Budget 2015 roundup: Series of giveaways not enough to satisfy sector leaders

18 Mar 2015 News

Charity sector leaders have said while the Budget includes some welcome giveaways, it does not tackle structural problems for the sector or mention several previously promised measures, especially a £40m Local Sustainability Fund.

Charity sector leaders have said while the Budget includes some welcome giveaways, it does not tackle structural problems for the sector or mention several previously promised measures, especially a £40m Local Sustainability Fund.

Karl Wilding (pictured), director of public policy at NCVO, said that while there were “lots of small, Daily Mail-friendly measures” announced to help charities, the Budget lacked any “large-scale strategic thinking about the sector”.

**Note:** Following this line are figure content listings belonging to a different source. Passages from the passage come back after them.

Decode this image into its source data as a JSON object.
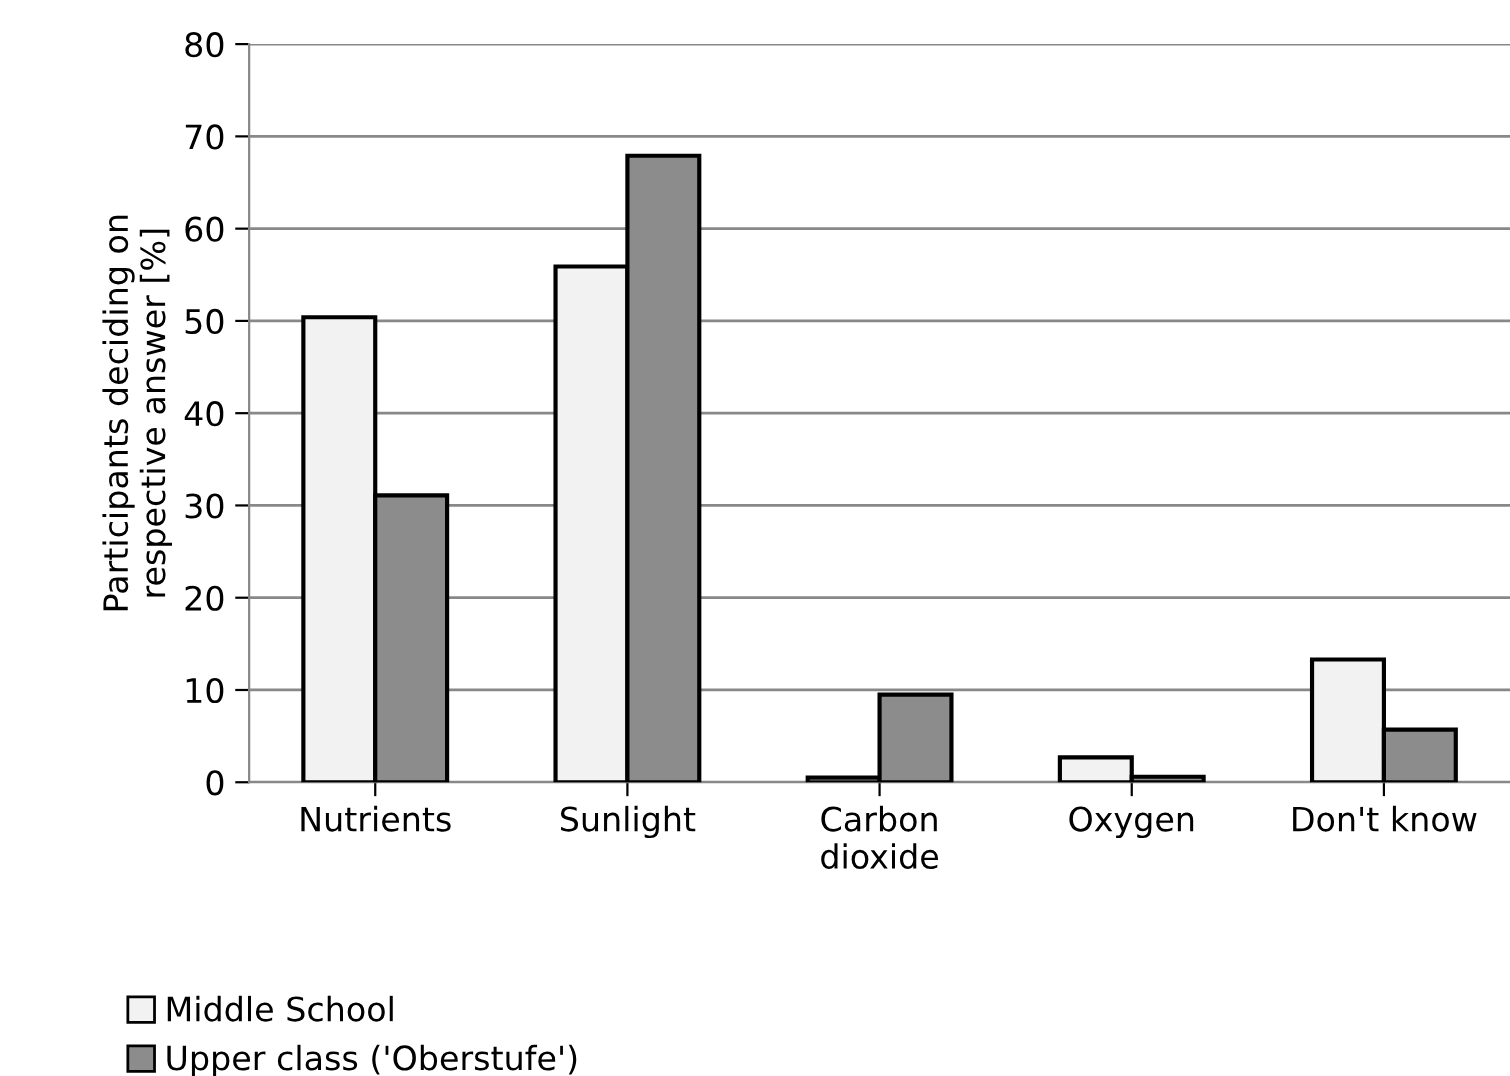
{
  "chart_data": {
    "type": "bar",
    "ylabel": "Participants deciding on\nrespective answer [%]",
    "categories": [
      "Nutrients",
      "Sunlight",
      "Carbon\ndioxide",
      "Oxygen",
      "Don't know"
    ],
    "series": [
      {
        "name": "Middle School",
        "color": "#f2f2f2",
        "values": [
          50.4,
          55.9,
          0.5,
          2.7,
          13.3
        ]
      },
      {
        "name": "Upper class ('Oberstufe')",
        "color": "#8c8c8c",
        "values": [
          31.1,
          67.9,
          9.5,
          0.6,
          5.7
        ]
      }
    ],
    "ylim": [
      0,
      80
    ],
    "yticks": [
      0,
      10,
      20,
      30,
      40,
      50,
      60,
      70,
      80
    ],
    "grid": "y",
    "legend": "bottom left"
  }
}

He said that while NCVO welcomed VAT refunds for some charities, the sector needed not targeted measures for small groups but a discussion about irrecoverable VAT and issues like VAT on shared services which prevent charities collaborating.

“One potentially significant issue is that they’ve agreed to legislate on digital gift aid,” he said. “That may have an important impact. But for the most part they haven’t tackled the big strategic thinking.”

He said that while small pots of funding were interesting, a more problematic issue was the massive cuts in the budgets of big departments which fund the sector, such as the Department for Communities and Local Government and the Cabinet Office.

Caron Bradshaw, chief executive of the Charity Finance Group, said: “This sounds like a budget where we’re going to need to read the background papers even more carefully than usual. As always the devil is going to the in the detail but there were some welcome announcements for some of our sector. Austerity pressure is going to continue, whoever forms the next government; particularly at a local level."

Angry reaction to lack of sustainability fund

The omission of any mention of a promised £40m Local Sustainability Fund angered bodies including Acevo and Navca.

In a statement, Acevo chief executive Sir Stephen Bubb criticised the Office for Civil Society’s “major failure” to deliver the fund as was originally promised under former civil society minister Nick Hurd. 

“The failure to announce this fund to help local charities is a major failure for the Office for Civil Society and its leadership," he said. "It is a sign of a government that no longer cares or wants to speak about the effect its cuts have had on our local communities."

Bubb attacked Hurd’s eventual successor as minister for civil society, Rob Wilson, saying: “Serious questions must be asked of Hurd's successors, their lack of care and their failure to deliver.”

Neil Cleeveley, chief executive of Navca, said that despite having been supposedly supported by three civil society ministers, the reasons why the fund still remains absent from the Budget needs to be “cleared up”.

“I am shocked that there’s no mention of the long promised Local Sustainability Fund," he said. "Successive ministers have promised it, so we have to know if it’s been ditched or if it’s just got stuck in the system.”

Other perceived exemptions

A charity exemption from the Autumn Statement’s Diverted Profits Tax – aimed at large groups of companies hoping to reduce the amount of tax paid in the UK – was also not directly mentioned in the Budget.

John Hemming, the chair of the Charity Tax Group, said he remained “hopeful that our call for a specific charity exemption will be heeded”, after conversations with HMRC.

While nothing was mentioned in this Budget about a promised reform of the level of benefits charities can provide to donors without tax implications, the Institute of Fundraising remains convinced that a review of the rules  will be extended to provide “best help for charities and donors to maximise uptake on eligible donations” as was announced in the Autumn Statement.